Ne laissez rien passer

Il peut arriver que vous soyez face à des situations particulièrement choquantes et que vous en perdiez vos mots. Une réflexion sexiste ou une remarque tout à fait inappropriée arrive très vite et nous pouvons regretter de ne pas avoir agi. Dans une situation comme celle-ci, ne laissez rien passer.

Si la colère monte en vous en très peu de temps c’est qu’une de vos valeurs a été touchée. Ne laissez pas cette remarque sans réponse au risque de vous en vouloir.

Pour cela, et si vous n’avez pas de suite la réponse à ces propos, gagnez du temps : reformulez, contextualisez, interpellez l’auteur de la remarque. Vous pouvez vous appuyer sur des chiffres, des faits, des expériences vécues (par vous ou bien par certain.e.s de vos administré.e.s). Répéter à voix haute et appuyer sur les faits ne seront que plus impactants pour le public. Les quelques secondes que vous aurez gagnées en répétant vous permettront de souffler avant de répondre et ne pas perdre votre sang froid.

Comprenez la situation

Dans toute attaque, la personne qui est « la victime », celle qui est visée par l’objection, a trois choix. Se défendre, se taire, répondre avec une excuse qui lui sera ensuite reprochée. Evidemment, au moment de l’attaque, il n’est pas aisé de conscientiser ces trois approches. Cependant, vous pouvez avoir un avis sur le reproche.
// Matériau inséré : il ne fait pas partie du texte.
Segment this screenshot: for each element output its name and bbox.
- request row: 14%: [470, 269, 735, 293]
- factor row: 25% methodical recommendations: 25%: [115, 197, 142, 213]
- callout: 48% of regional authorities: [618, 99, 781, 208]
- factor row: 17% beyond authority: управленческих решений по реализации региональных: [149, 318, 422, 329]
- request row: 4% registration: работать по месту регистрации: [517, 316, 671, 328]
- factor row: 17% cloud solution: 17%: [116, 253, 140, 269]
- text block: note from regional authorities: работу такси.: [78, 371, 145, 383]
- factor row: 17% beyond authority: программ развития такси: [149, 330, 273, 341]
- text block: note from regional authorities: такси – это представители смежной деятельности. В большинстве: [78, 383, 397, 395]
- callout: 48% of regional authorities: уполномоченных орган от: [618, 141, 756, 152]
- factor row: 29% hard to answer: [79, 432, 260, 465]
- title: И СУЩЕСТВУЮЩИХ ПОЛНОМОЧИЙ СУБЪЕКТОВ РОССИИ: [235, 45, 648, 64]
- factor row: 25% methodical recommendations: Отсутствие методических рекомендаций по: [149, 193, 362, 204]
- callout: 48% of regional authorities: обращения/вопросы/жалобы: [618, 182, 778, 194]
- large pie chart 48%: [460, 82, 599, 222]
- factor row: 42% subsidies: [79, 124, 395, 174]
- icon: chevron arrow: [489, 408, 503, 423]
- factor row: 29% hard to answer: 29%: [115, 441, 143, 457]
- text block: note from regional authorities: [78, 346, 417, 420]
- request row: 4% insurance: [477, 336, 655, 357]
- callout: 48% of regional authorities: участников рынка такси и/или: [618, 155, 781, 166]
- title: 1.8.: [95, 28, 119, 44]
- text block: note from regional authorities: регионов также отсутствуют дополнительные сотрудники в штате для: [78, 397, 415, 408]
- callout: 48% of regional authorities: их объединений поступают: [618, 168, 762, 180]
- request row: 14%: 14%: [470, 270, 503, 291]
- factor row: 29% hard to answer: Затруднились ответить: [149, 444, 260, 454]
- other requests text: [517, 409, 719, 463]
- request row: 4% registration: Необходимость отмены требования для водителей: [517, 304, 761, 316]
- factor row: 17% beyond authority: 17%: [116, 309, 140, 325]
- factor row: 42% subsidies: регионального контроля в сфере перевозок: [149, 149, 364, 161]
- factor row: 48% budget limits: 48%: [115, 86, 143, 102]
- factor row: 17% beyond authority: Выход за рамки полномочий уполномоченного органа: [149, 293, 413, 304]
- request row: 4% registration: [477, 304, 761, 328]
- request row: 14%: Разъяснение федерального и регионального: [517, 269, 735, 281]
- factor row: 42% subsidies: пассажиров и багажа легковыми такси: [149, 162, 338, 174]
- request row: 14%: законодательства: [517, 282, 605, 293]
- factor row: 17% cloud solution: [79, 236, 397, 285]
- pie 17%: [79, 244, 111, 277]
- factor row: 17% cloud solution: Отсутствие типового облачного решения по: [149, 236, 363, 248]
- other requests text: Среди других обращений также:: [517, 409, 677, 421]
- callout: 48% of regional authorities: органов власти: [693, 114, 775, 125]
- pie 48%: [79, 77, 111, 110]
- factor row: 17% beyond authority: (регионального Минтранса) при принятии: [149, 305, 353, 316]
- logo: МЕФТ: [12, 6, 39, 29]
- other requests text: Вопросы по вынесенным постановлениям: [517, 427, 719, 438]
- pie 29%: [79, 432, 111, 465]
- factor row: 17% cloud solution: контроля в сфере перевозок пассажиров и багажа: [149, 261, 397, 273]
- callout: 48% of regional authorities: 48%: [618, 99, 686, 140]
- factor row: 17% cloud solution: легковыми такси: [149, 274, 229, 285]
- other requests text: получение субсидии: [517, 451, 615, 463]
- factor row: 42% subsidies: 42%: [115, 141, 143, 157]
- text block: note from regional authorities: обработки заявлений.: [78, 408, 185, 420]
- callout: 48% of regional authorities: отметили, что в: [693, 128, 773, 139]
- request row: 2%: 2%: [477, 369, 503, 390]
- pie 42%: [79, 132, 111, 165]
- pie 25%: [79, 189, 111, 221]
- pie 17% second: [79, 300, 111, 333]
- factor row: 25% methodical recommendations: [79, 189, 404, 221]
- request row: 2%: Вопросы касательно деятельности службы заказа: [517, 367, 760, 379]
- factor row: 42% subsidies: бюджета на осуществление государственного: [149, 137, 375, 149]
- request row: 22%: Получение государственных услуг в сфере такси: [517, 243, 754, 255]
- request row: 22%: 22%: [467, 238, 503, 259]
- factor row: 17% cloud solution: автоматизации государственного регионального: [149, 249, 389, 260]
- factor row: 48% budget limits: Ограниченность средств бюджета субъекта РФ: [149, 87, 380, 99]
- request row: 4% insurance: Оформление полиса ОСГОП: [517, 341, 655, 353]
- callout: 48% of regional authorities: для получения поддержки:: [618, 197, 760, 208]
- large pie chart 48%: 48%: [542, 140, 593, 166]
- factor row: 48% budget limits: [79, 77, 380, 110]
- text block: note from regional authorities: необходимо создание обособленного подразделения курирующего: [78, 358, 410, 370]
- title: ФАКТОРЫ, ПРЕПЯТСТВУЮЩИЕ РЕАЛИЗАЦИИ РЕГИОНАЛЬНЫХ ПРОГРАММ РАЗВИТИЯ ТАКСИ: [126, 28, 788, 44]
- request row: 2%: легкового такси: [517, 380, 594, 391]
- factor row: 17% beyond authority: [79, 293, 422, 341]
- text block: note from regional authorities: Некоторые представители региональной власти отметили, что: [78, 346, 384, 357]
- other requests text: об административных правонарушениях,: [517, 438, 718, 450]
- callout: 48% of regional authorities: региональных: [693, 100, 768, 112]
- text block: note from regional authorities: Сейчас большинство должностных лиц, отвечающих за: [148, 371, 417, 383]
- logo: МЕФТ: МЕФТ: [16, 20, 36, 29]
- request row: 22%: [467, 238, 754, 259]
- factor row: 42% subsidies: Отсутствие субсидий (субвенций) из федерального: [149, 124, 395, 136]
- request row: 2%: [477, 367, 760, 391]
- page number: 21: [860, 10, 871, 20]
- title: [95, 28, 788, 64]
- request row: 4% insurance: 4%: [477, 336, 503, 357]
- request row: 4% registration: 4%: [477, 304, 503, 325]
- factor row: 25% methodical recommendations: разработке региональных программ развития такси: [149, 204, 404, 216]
Êtes-vous d’accord avec les propos avancés ? Un reproche constructif peut exister, l’agression, elle, n’est pas recevable. Sachez récupérer ce qui vous fera grandir et mettre de côté le reste. L’attaquant peut se baser sur une vérité, à vous de voir dans quelle mesure elle est ou n’est pas viable.

C’est ici que l’idée de prendre de la distance avec la situation que vous vivez est appropriée. Plus facile à dire qu’à faire, c’est un fait. Mais avoir conscience qu’une situation d’attaque est vécue souvent avec douleur vous permettra petit à petit de visualiser ce moment pour mieux souffler avant de prendre la parole… et répondre.

Pour aller plus loin…

Pour avoir la « bonne » répartie, il faut avant tout garder son calme, savoir prendre de la distance avec la situation et avoir confiance en soi. Quelques techniques peuvent aider à garder le contrôle et réfléchir avant de répondre, alors n’hésitez pas à les utiliser.

Vous aussi, exprimez-vous !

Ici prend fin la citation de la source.